Ferrari and, to a lesser extent, Red Bull Racing say that they want to keep costs down, but they want to do it their way…

8 thoughts on “Old friends in Paris and FOTA business in Heathrow

  1. Have the teams linked with engine builders, merc, Ferrari etc. been given a special pass on budget and testing to get ready for the new engine formula?

  2. Makes me really angry that Ferrari and Red Bull are damaging the long term interests of the sport, just to further their own interests!

    Destroy the only thing that can get more money for everyone. Refuse to agree to reduce spending, because you have lots of money and it hurts your competitors. Demand things that cost more money, so further expand the gulf between the bottom and the top.

    Ferrari doesn’t surprise me one bit.
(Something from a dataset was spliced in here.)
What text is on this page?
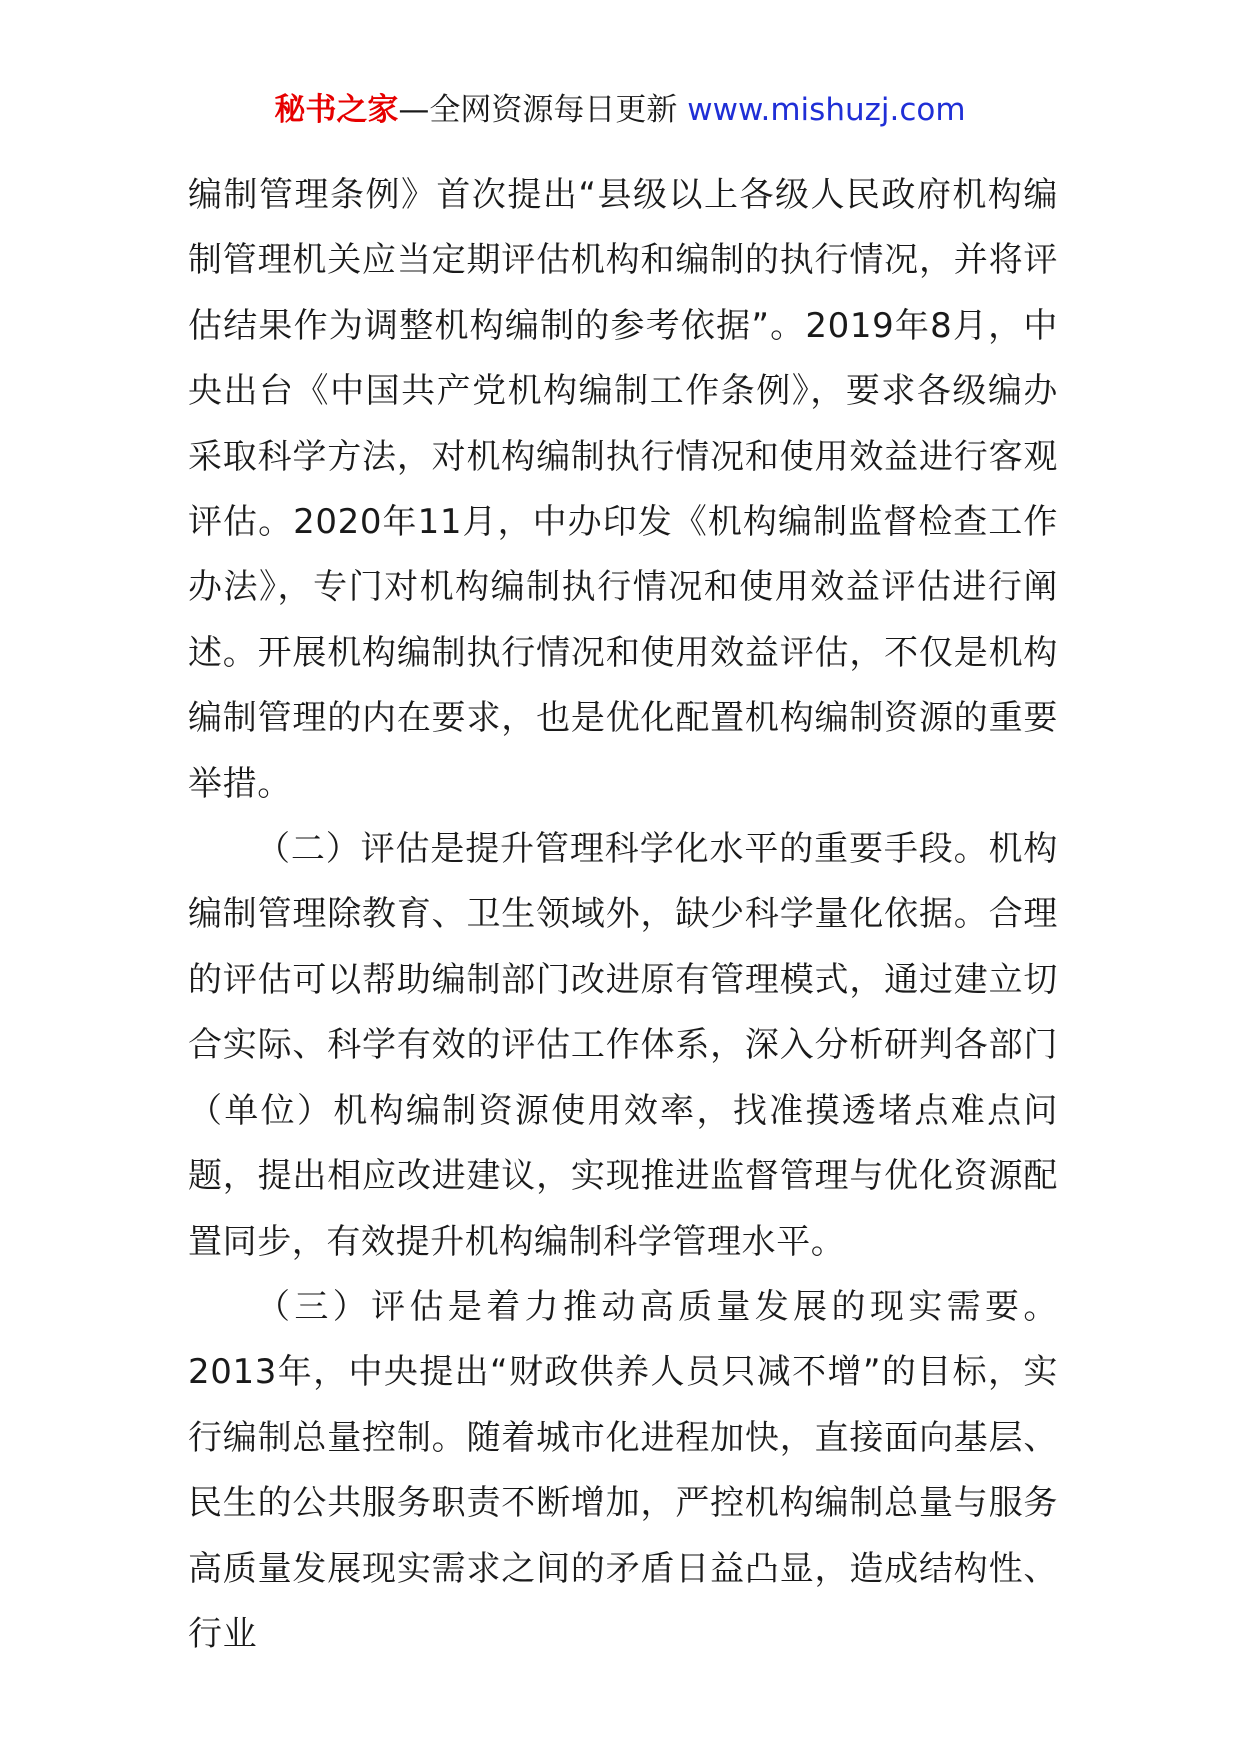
秘书之家—全网资源每日更新 www.mishuzj.com

编制管理条例》首次提出“县级以上各级人民政府机构编制管理机关应当定期评估机构和编制的执行情况，并将评估结果作为调整机构编制的参考依据”。2019年8月，中央出台《中国共产党机构编制工作条例》，要求各级编办采取科学方法，对机构编制执行情况和使用效益进行客观评估。2020年11月，中办印发《机构编制监督检查工作办法》，专门对机构编制执行情况和使用效益评估进行阐述。开展机构编制执行情况和使用效益评估，不仅是机构编制管理的内在要求，也是优化配置机构编制资源的重要举措。

（二）评估是提升管理科学化水平的重要手段。机构编制管理除教育、卫生领域外，缺少科学量化依据。合理的评估可以帮助编制部门改进原有管理模式，通过建立切合实际、科学有效的评估工作体系，深入分析研判各部门（单位）机构编制资源使用效率，找准摸透堵点难点问题，提出相应改进建议，实现推进监督管理与优化资源配置同步，有效提升机构编制科学管理水平。

（三）评估是着力推动高质量发展的现实需要。2013年，中央提出“财政供养人员只减不增”的目标，实行编制总量控制。随着城市化进程加快，直接面向基层、民生的公共服务职责不断增加，严控机构编制总量与服务高质量发展现实需求之间的矛盾日益凸显，造成结构性、行业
I’m sure their ideal scenario would be fake GPs and guaranteed victories, without ever needing to compete.

    Red Bull are the ones who I think are disgusting! Not long ago they were total outsiders, and spending restrictions have reined in Ferrari and allowed them to beat them. Now they’re at the top and have lots of money, they don’t want anyone else to be able to do the same! Reminds me of some freedom fighter getting into power as the voice of the people, then just becoming a dictator and refusing to leave…

  3. Every sport that competes more over desks and less in its natural turf is deemed to die, and F1 dies more every season.
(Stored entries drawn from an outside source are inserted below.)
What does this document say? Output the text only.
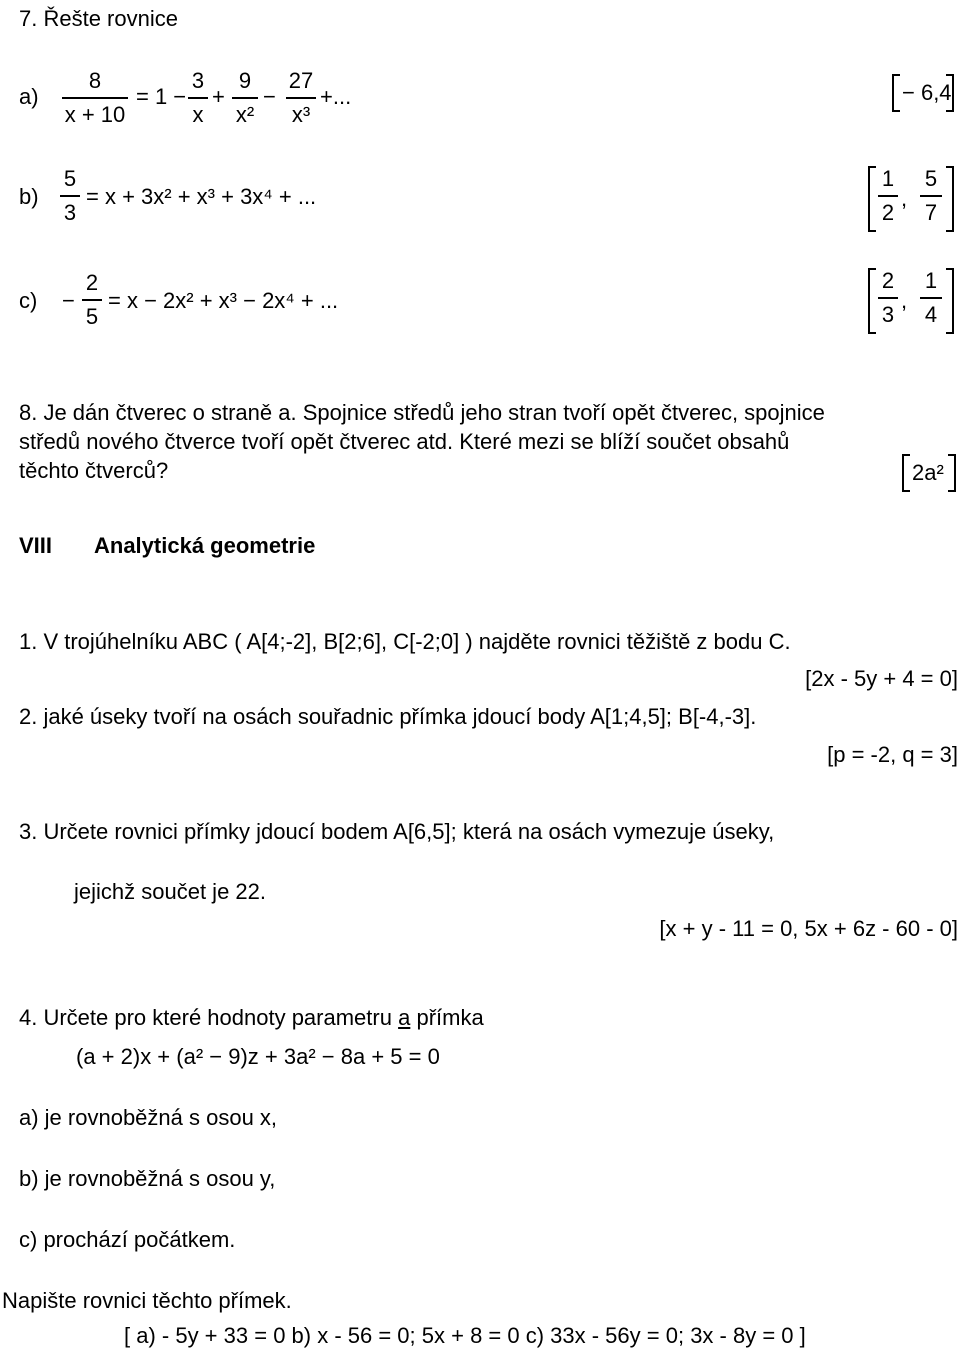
7. Řešte rovnice
a)
8
x + 10
= 1 −
3
x
+
9
x²
−
27
x³
+...	− 6,4
b)
5
3
= x + 3x² + x³ + 3x⁴ + ...
1
2
,
5
7
c) −
2
5
= x − 2x² + x³ − 2x⁴ + ...
2
3
,
1
4
8. Je dán čtverec o straně a. Spojnice středů jeho stran tvoří opět čtverec, spojnice
středů nového čtverce tvoří opět čtverec atd. Které mezi se blíží součet obsahů
těchto čtverců?	2a²
VIII Analytická geometrie
1. V trojúhelníku ABC ( A[4;-2], B[2;6], C[-2;0] ) najděte rovnici těžiště z bodu C.
[2x - 5y + 4 = 0]
2. jaké úseky tvoří na osách souřadnic přímka jdoucí body A[1;4,5]; B[-4,-3].
[p = -2, q = 3]
3. Určete rovnici přímky jdoucí bodem A[6,5]; která na osách vymezuje úseky,
jejichž součet je 22.
[x + y - 11 = 0, 5x + 6z - 60 - 0]
4. Určete pro které hodnoty parametru a přímka
(a + 2)x + (a² − 9)z + 3a² − 8a + 5 = 0
a) je rovnoběžná s osou x,
b) je rovnoběžná s osou y,
c) prochází počátkem.
Napište rovnici těchto přímek.
[ a) - 5y + 33 = 0 b) x - 56 = 0; 5x + 8 = 0 c) 33x - 56y = 0; 3x - 8y = 0 ]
  4. Good to see and read a little of Bernard, he and Larrousse were among my favourites back in the day! Erik Comas I always thought was potentially excellent too, but never got the car to show it. Good to see a French driver back.

  5. Joe,
    Maybe a little off subject, but I guess you have seen in the past how we have a good crop of talented drivers from say France, Germany, Britain, Finland and South America. It seems to go in cycles. Is this to do with say a real top line driver who makes it in a car and team, and that gets the local press /media then interested in F1?

    It has been reported about the TV rights in Spain and a certain driver and former team manager, and how a former country watched only motorbike racing, and then switched to F1.

  6. Alex H, you sound like a socialist. In the real world and most other sports, what you describe is how companies and teams compete against each other to win.

  7. The Resources Restriction Agreement was always doomed to failure. I suspect it was only enacted to prevent Mad Max from cooking up his own scheme.

    The large teams will never be stopped from spending what they like. I simply do not understand how the small teams miss this. The sooner the small teams give up on the RRA, the sooner they’ll start increasing their own revenue.

    I simply don’t understand why anyone is even fighting to retain the RRA. Perhaps the minnows are so renounced by the ideal of equalization promised by the RRA that they can’t bear the reality of its un-enforceability. Technology improvements make enforceability all the more impossible. Wind tunnel and track time is fairly easy to track, but CFD and simulator time is almost impossible to track. Further, the large works teams have so many automotive division, it can be all but impossible to track down which group paid for what.

    The small teams need to face these facts and soon, because if FOTA isn’t brought back together, it is the small teams that will suffer the most.